The Canadian dollar fell 2.08 cents to 97.33 cents US after going as low as 96.51 cents US, its lowest level in about a year. The currency closed below parity with the U.S. dollar on Wednesday for the first time since the end of January.
Traders fled from risk and into U.S. Treasury bonds after the U.S. Federal Reserve said Wednesday that there are "significant downside risks to the economic outlook."
The Fed statement came as the central bank took steps to stimulate the economy that had largely been expected. But investors were troubled because the central bank's statement showed it expected a deep and persistent downturn.
"We had a very negative reaction to the Fed's actions," said Mark Chandler of RBC Dominion Securities.
"I suspect it was simply a fact of the emperor's clothes — that people are worried that the (Fed's) tool chest is quite bare for policy-makers to do much at this stage."
Rising global economic uncertainty has pushed investors to the greenback as it is perceived as a safe option during times of financial turbulence.
Whenever there is a flight to quality towards the U.S. currency — even amid a slumping American economy — the Canadian dollar usually gets caught in the crossfire. Besides a move towards the greenback by international money traders, falling commodity prices have also hit the Canadian currency, which is seen as linked to the price of oil, minerals and other resources.
"Risky assets in general — and people usually keep commodities within that group — are under pressure and as long as that continues it will just exacerbate the weaker move of the Canadian dollar," added Chandler.
Demand concerns and a rising U.S. dollar sent oil prices plunging below US$81 a barrel, extending losses from the previous session as worries about much lower demand sent the November crude contract on the New York Mercantile Exchange falling $5.41 to US$80.51.
A stronger greenback usually helps depress commodity prices, which are denominated in U.S. dollars and a major influence on the Toronto stock market's main index, as it makes oil and metals more expensive for holders of other currencies.
Copper prices also fell sharply with the December contract 28 cents lower to US$3.49 after hitting a 52-week low of US$3.45. Demand has weakened for the widely used industrial metal. Oil prices are also declining as are prices of other commodities used in industry, construction and other sectors around the world.
The slide in commodity prices also followed a comment from the chief executive of global mining giant Rio Tinto that some of its customers are asking the company to delay shipments of iron ore and other metals — the latest sign the global economic slowdown is squeezing the resources sector.
"It is noticeable that markets are somewhat weaker," Rio Tinto CEO Tom Albanese said in an interview with the Financial Times of London published Wednesday.
"In a few cases, customers are asking to reschedule deliveries. This is consistent with customers being cautious about the current state of business."

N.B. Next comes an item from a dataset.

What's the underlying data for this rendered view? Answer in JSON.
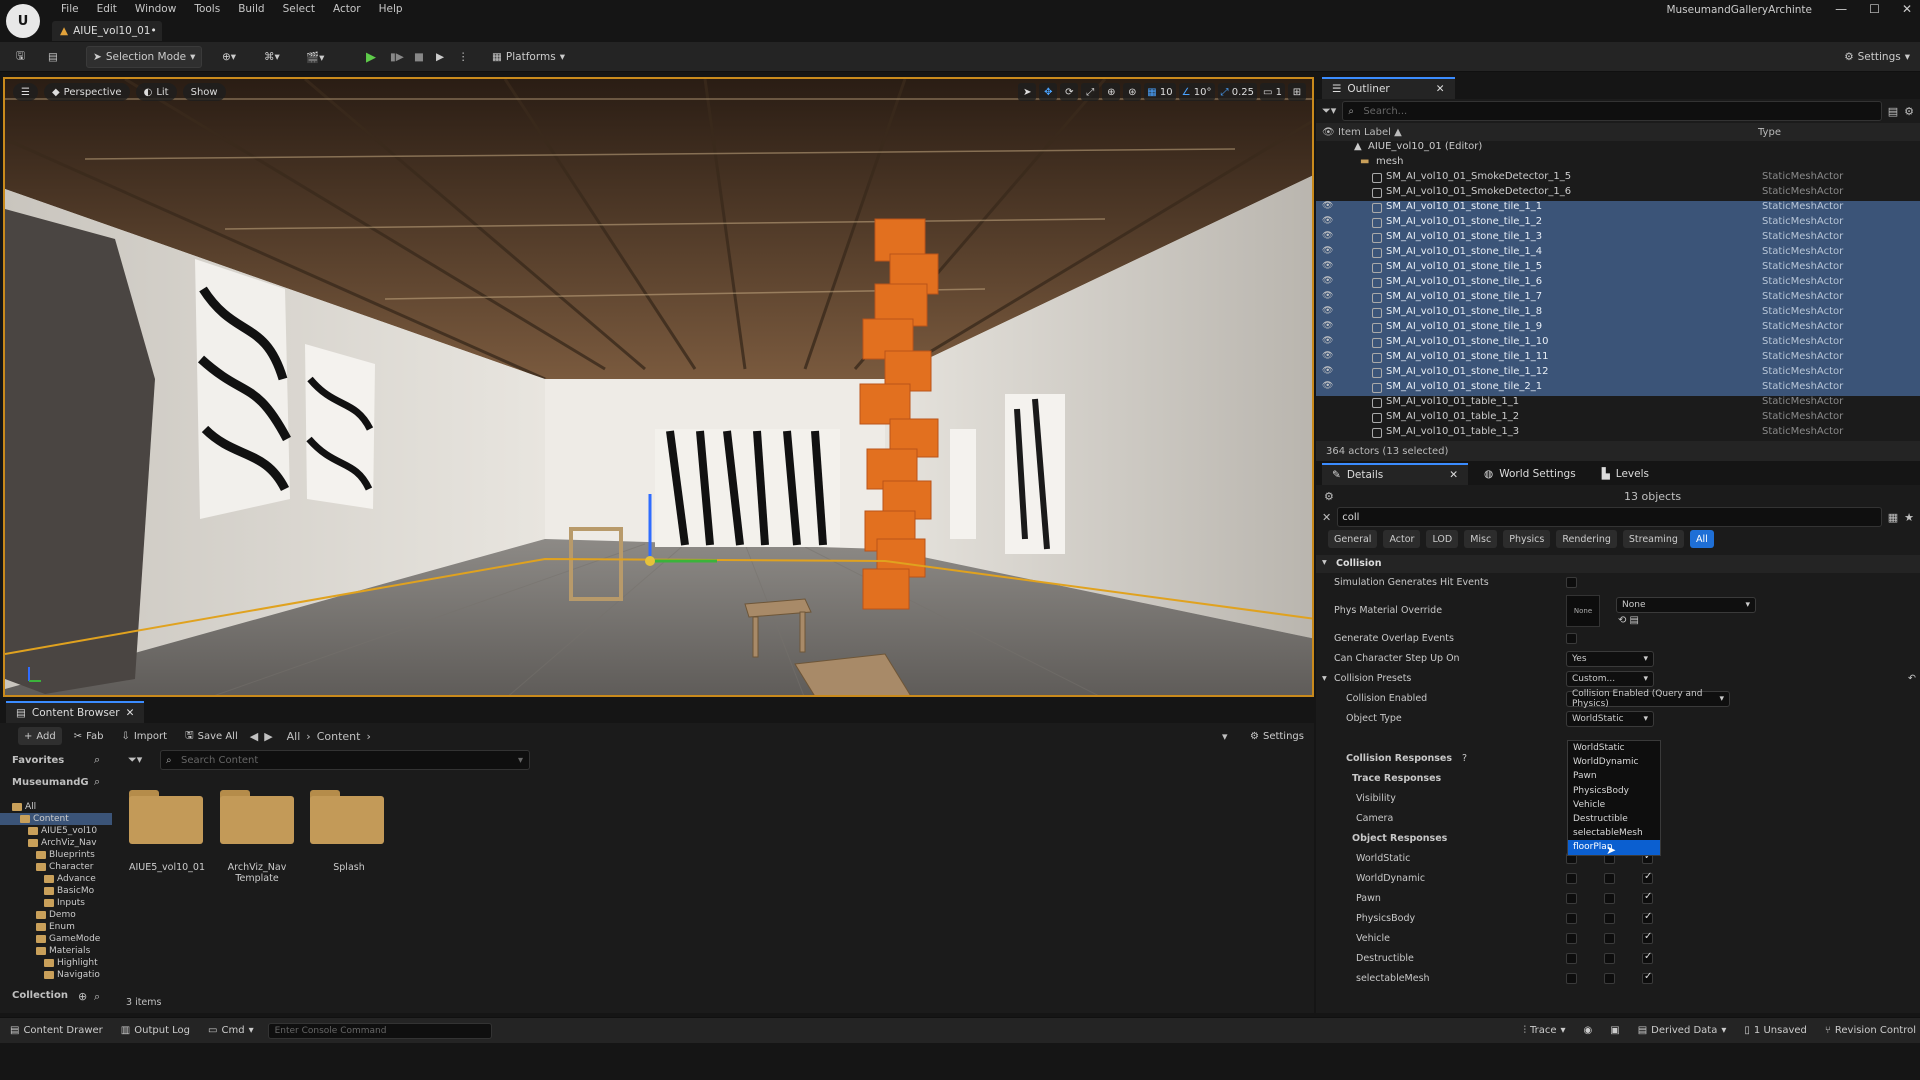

Despite the flight to safety, gold prices also tumbled with the December contract on the Nymex down $66.40 to US$1,741.70 an ounce.
Chandler also believes that economic conditions will keep the Canadian dollar below parity for a while yet.
"In the near term, there’s more scope for the Canadian dollar to weaken," he said.
"If and when, the world gets a bit better news on growth, then you would see the currency drift back toward parity. But it may be a story that’s really for the early to mid-part of next year."
There was also some disappointing news on the economic front as Canadian retail sales declined 0.6 per cent to $37.5 billion in July.
The negative showing followed three straight monthly increases. Statistics Canada said lower sales were reported in seven of 11 subsectors, with vehicle and parts dealers accounting for most of the decline. Excluding vehicle and parts dealers, retail sales were flat.